Oklahoma football one of the college game’s resident blue bloods

Jan 2, 2017; New Orleans , LA, USA; Oklahoma Sooners quarterback Baker Mayfield (middle) lifts the champions trophy with Sooners head coach Bob Stoops after defeating the Auburn Tigers in the 2017 Sugar Bowl at the Mercedes-Benz Superdome. Oklahoma won 35-19. Mandatory Credit: Derick E. Hingle-USA TODAY Sports
Jan 2, 2017; New Orleans , LA, USA; Oklahoma Sooners quarterback Baker Mayfield (middle) lifts the champions trophy with Sooners head coach Bob Stoops after defeating the Auburn Tigers in the 2017 Sugar Bowl at the Mercedes-Benz Superdome. Oklahoma won 35-19. Mandatory Credit: Derick E. Hingle-USA TODAY Sports /
facebooktwitterreddit

It’s something that Oklahoma football fans never tire of hearing. Sooner football has long been considered one of the nation’s elite college programs.

It is not a status, however, to which you gain a life membership. It is one, however, you have to consistently earn and maintain over a lifetime, or at least over multiple decades.

A number of years back – 10, to be exact – Sports Illustrated senior writer Stewart Mandel took on the task of defining what it is that constitutes a national power, using college football as the case example.

The goal, Mandel said, was not to rank programs solely based on winning percentage, national championships bowl wins or any other quantitative measure. “A national power,” he wrote, “carries (with it) a certain cachet or aura. It’s the way a program is perceived by (the fans).

In his examination of major college football programs, Mandel concluded there were several levels of so-called national powers. He came up with four different levels and likened them to what he termed a “four-tiered Feudal society.”

The level classifications he used in his article, which first appeared in November 2007, were, in order of prestige, “Kings,” “Barons,” “Knights” and “Peasants.” You can refer back to the original article for Mandel’s descriptions of the various levels.

By now, you’ve probably figured out that the Sooners are ranked in the top level of Mandel’s classification of “national power” strata.

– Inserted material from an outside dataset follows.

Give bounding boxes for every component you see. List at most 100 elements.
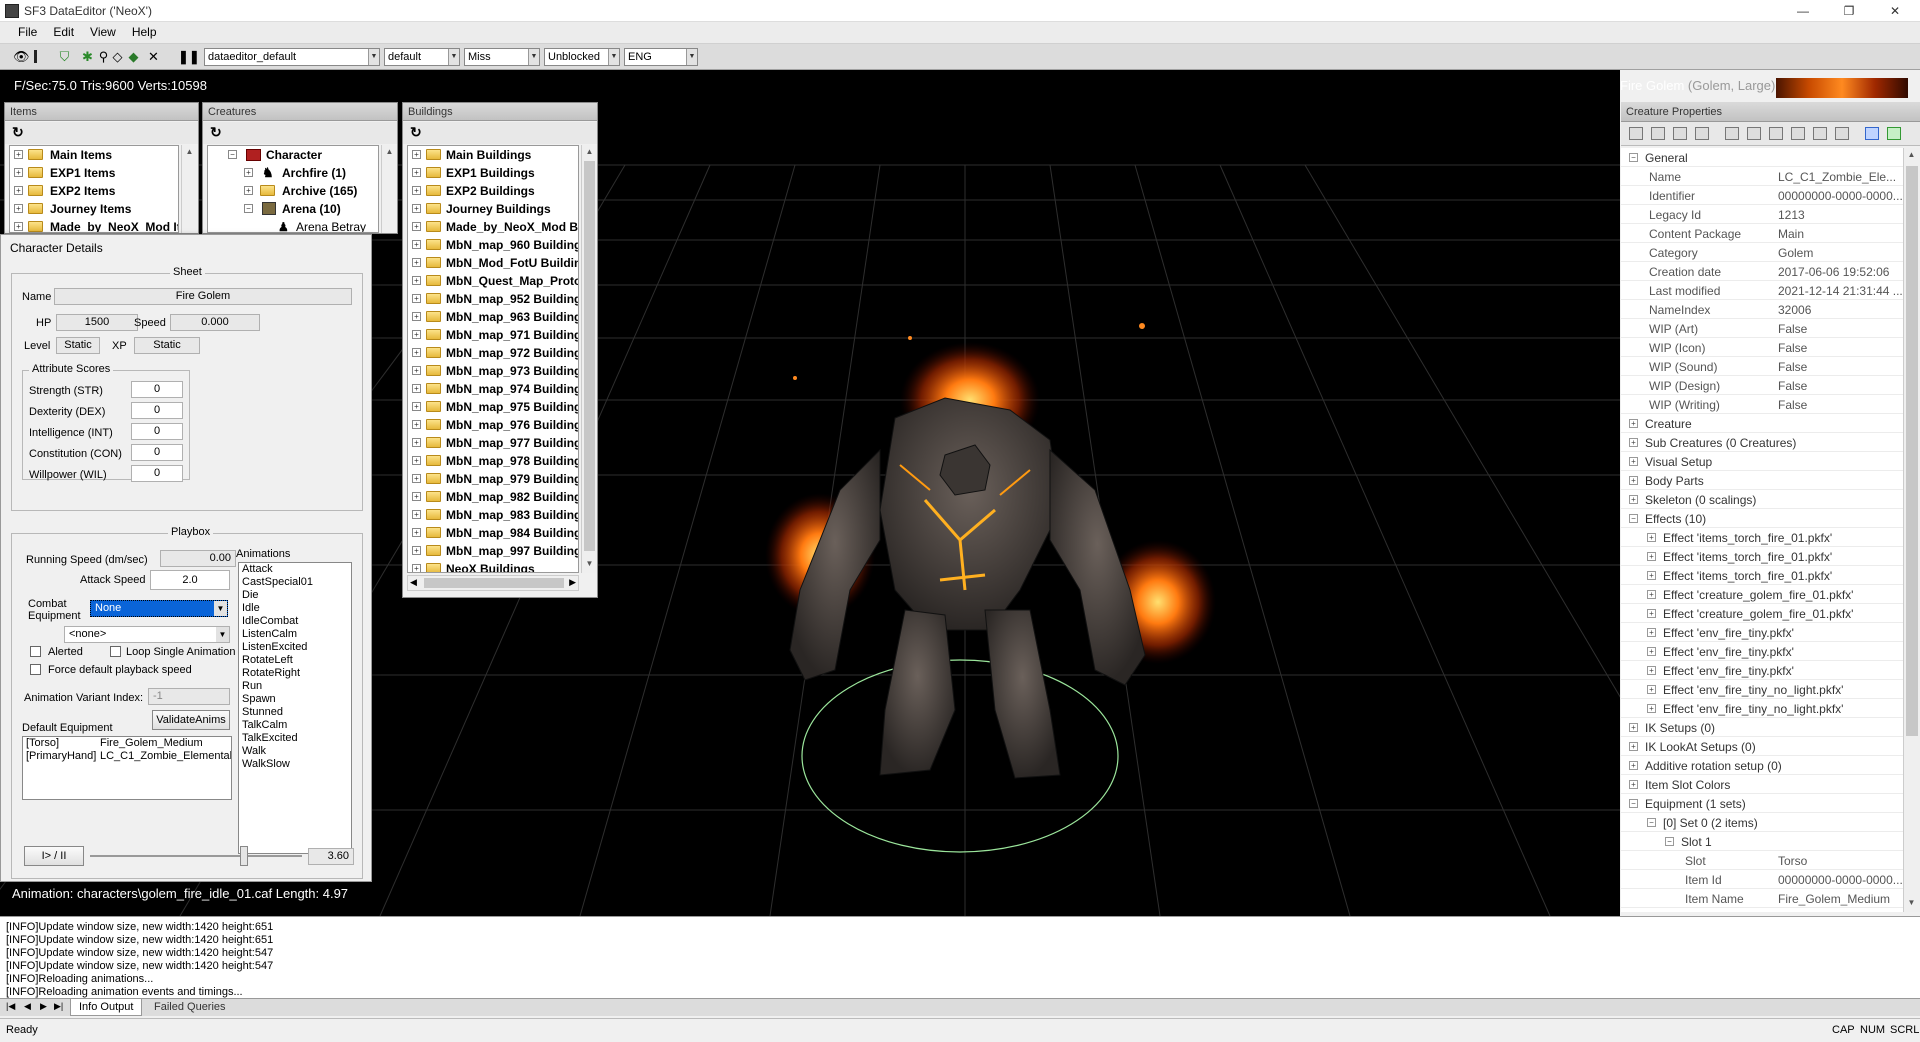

Mandel has revisited his “Program Pecking Order” article in five-year intervals (in 2012 and again this spring) since it was first published, checking to determine if there were any appreciable changes in public perception over a half-decade. His conclusion: very few, if any.

What has not changed, as far as Sooner football fans are concerned, is that Oklahoma is still firmly entrenched, in Mandel’s analysis, as one of the “Kings’ of college football, and rightfully so.

Call it Oklahoma and the dozen other “Kings” of college football:

Alabama Crimson Tide

Florida Gators

Florida State Seminoles

LSU Tigers

Miami Hurricanes

Nebraska Cornhuskers

Notre Dame Fighting Irish

Ohio State Buckeyes

Oklahoma Sooners

Penn State Nittany Lions

Texas Longhorns

USC Trojans

Classifications for other Big 12 teams

Barons: West Virginia

Knights: Kansas State, Oklahoma State, TCU, Texas Tech

Peasants: Baylor, Iowa State, Kansas

As a matter of full disclosure, Mandel now writes for FoxSports.com. He has Oklahoma ranked No. 8 in his 2017 post-spring top-25 college football rankings. Alabama is No. 1. Ohio State, who the Sooners play in the second weekend of the season next fall, is No. 2, and Oklahoma State is ranked ahead of OU, at No. 6.